Le Kompress est un engin de conception italienne, projet vieux de 17 ans. En France, l’engin est éligible comme hélicoptère mais avec son poids total volant inférieur à 450 kg, la réglementation européenne le classe parmi les ULM (ultra-légers motorisés). Pour le piloter, un brevet d’ULM suffit. Ça le distingue des hélicoptères plus imposants dont d’entretien représente un budget stratosphérique. Trois frères, les Barbero, installés à Asti et Turin, en fabriquent 20 par an. Il y en a 230 dans le monde, dont une vingtaine en France.

« J’ai passé 5 ans aux États-Unis, explique Pierre Dupasquier. Là-bas tout le monde vole. Et puis on a le droit de conduire tout ce qu’on construit soi-même. J’avais trouvé des gens qui vendaient un hélico en kit mais j’ai du rentrer en France. Alors quand j’ai appris que le Kompress existait… » L’énergique septuagénaire ne s’est pas inscrit sur la liste des acquéreurs d’une machine neuve. « Je n’ai pas trente-cinq ans. Je n’ai pas le temps d’attendre. J’ai trouvé un Kompress qui, avec 225 heures de vol, était comme neuf. »

L’appareil coûte le prix d’une voiture de luxe. Pierre Dupasquier en est raide dingue : « Une machine intelligente, et rapide puisqu’elle peut voler à 220 km/h, une vitesse élevée pour un hélico. Elle consomme 17 litres de carburant à l’heure, du sans plomb 95. En coût énergétique, c’est moins qu’une voiture. Une mobylette des airs ! On se pose presque où l’on veut hors la ville (on doit théoriquement avoir l’autorisation du propriétaire pour se poser dans un champ.) Le réservoir à carburant est amovible. On atterrit près d’une station-service, on part avec son réservoir pour le remplir.» L’engin est équipé d’un moteur quatre cylindres à plat gavés par un turbo et qui développent une centaine de chevaux. C’est ici un modèle à deux places, évolution d’une première version monoplace pour laquelle l’instruction se faisait par radio (!).
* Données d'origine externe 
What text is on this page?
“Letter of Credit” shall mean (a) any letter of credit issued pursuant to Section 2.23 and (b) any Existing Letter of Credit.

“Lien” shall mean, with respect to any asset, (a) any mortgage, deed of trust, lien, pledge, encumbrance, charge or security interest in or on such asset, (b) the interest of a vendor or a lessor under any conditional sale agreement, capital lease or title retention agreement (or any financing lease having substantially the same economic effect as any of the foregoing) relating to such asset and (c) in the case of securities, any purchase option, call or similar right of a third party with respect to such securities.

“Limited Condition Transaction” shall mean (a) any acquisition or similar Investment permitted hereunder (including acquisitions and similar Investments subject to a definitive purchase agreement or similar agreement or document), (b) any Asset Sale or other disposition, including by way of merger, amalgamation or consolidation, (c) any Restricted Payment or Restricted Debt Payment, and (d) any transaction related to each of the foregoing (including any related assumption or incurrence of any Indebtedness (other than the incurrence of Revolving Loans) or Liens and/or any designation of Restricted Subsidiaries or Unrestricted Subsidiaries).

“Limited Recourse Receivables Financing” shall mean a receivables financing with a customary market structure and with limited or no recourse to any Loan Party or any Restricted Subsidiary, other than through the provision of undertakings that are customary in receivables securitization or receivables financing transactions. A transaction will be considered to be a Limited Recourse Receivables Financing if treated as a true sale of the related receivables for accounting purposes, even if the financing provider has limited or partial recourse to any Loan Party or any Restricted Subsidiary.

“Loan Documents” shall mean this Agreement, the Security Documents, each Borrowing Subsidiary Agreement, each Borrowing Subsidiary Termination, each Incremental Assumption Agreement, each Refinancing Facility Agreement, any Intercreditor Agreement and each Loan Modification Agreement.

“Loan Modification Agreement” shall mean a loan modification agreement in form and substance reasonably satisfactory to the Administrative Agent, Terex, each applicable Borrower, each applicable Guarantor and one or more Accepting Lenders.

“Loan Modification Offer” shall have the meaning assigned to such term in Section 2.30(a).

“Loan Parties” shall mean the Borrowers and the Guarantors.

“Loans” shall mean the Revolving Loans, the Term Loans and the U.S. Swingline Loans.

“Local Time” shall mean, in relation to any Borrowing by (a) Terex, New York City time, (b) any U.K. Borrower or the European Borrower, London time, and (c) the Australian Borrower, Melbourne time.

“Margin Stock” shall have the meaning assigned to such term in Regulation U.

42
Poser l’hélico au frein à main

Face à un hélico Gazelle, le Kompress ne démérite pas. « C’est pourtant un moustique face à des éléphants » s’enflamme l’élève pilote qui souligne que c’est Matthieu qui était aux commandes lorsque le Kompress s’est distingué lors de championnats, en Italie et en France, où se mesurent la précision et la maniabilité des engins. « Amoureux de la machine et du vol », il s’étonne que la culture de l’air n’existe pas. « Mais on devrait tous se déplacer en volant ! »

Autrefois, il a tâté de l’aéronef en s’engageant comme aviateur. C’était en 1961 et l’expérience aurait pu être traumatisante… « J’ai eu de la chance, les accords d’Évian ont été signés avant qu’on m’envoie en Algérie où je n’avais rien à faire, surtout avec des bombes sous les ailes. » Mais sa formation d’aviateur ne lui est pas très utile, estime-t-il, pour mener le Kompress. « Un hélicoptère est très facile à piloter. Il n’y a pas de vitesse de décrochage. Contrairement aux idées reçues, un hélico en panne de moteur ne tombe pas comme une pierre. Tout pilote est en mesure de se poser en autorotation dans ce cas-là, la descente étant freinée par les pales. »
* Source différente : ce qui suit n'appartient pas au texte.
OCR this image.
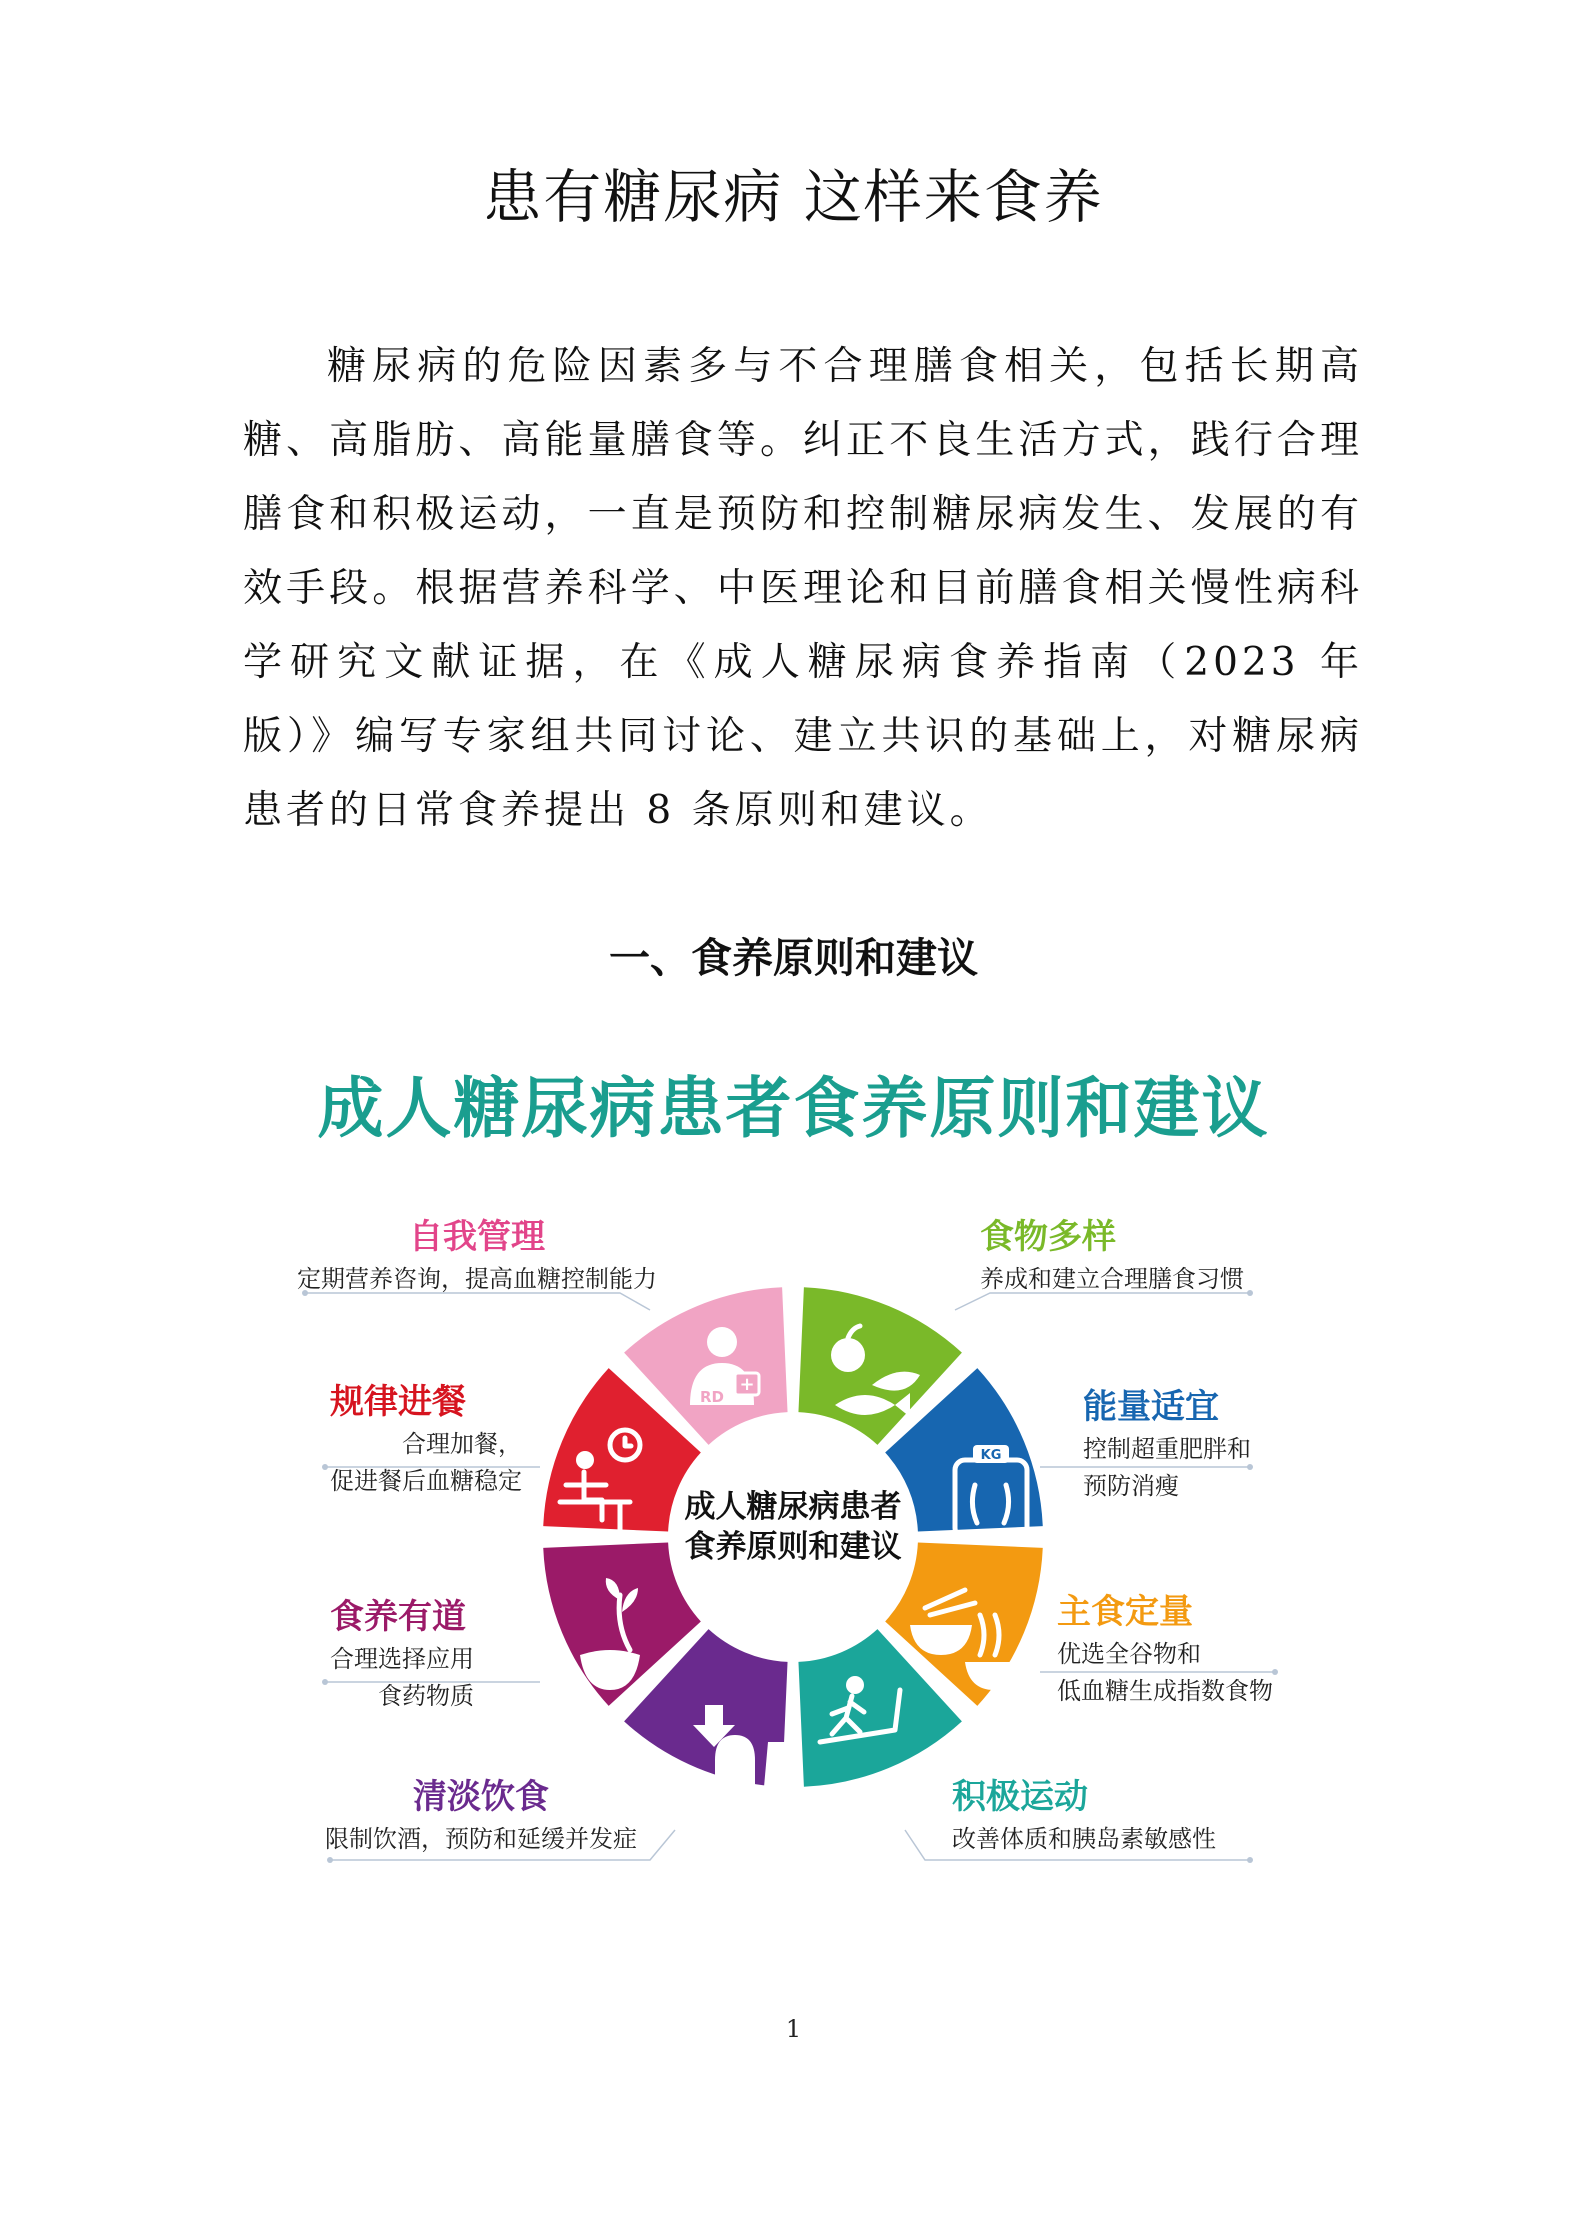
患有糖尿病 这样来食养

糖尿病的危险因素多与不合理膳食相关，包括长期高糖、高脂肪、高能量膳食等。纠正不良生活方式，践行合理膳食和积极运动，一直是预防和控制糖尿病发生、发展的有效手段。根据营养科学、中医理论和目前膳食相关慢性病科学研究文献证据，在《成人糖尿病食养指南（2023 年版）》编写专家组共同讨论、建立共识的基础上，对糖尿病患者的日常食养提出 8 条原则和建议。

一、食养原则和建议
成人糖尿病患者食养原则和建议
成人糖尿病患者
食养原则和建议
RD
+
KG
自我管理
定期营养咨询，提高血糖控制能力
规律进餐
合理加餐，
促进餐后血糖稳定
食养有道
合理选择应用
食药物质
清淡饮食
限制饮酒，预防和延缓并发症
食物多样
养成和建立合理膳食习惯
能量适宜
控制超重肥胖和
预防消瘦
主食定量
优选全谷物和
低血糖生成指数食物
积极运动
改善体质和胰岛素敏感性
1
Corinne, la compagne de Pierre ne se fait pas trop de mouron au sujet de ses facéties aériennes, disons pas plus que lors de ses sorties en moto. De toute façon, il lui faut des sensations fortes. « C’est un hyperactif qui ne peut pas s’arrêter. Il a bossé jusqu’à 69 ans et ne va plus sur les circuits désormais parce que pour lui ça n’a pas d’intérêt s’il n’est pas acteur », remarque-t-elle. S’il était un acteur de cinéma, il refuserait sûrement les doublures pour les scènes de cascades, lui qui jubile en expliquant qu’il poserait volontiers son hélico sans plan de descente progressif, « comme on arrête une voiture au frein à main. »

Publication
En 2007, Pierre Dupasquier a publié « 40 ans de passion en sports mécaniques : Le pneu X Michelin en compétition », récit des ses années Michelin.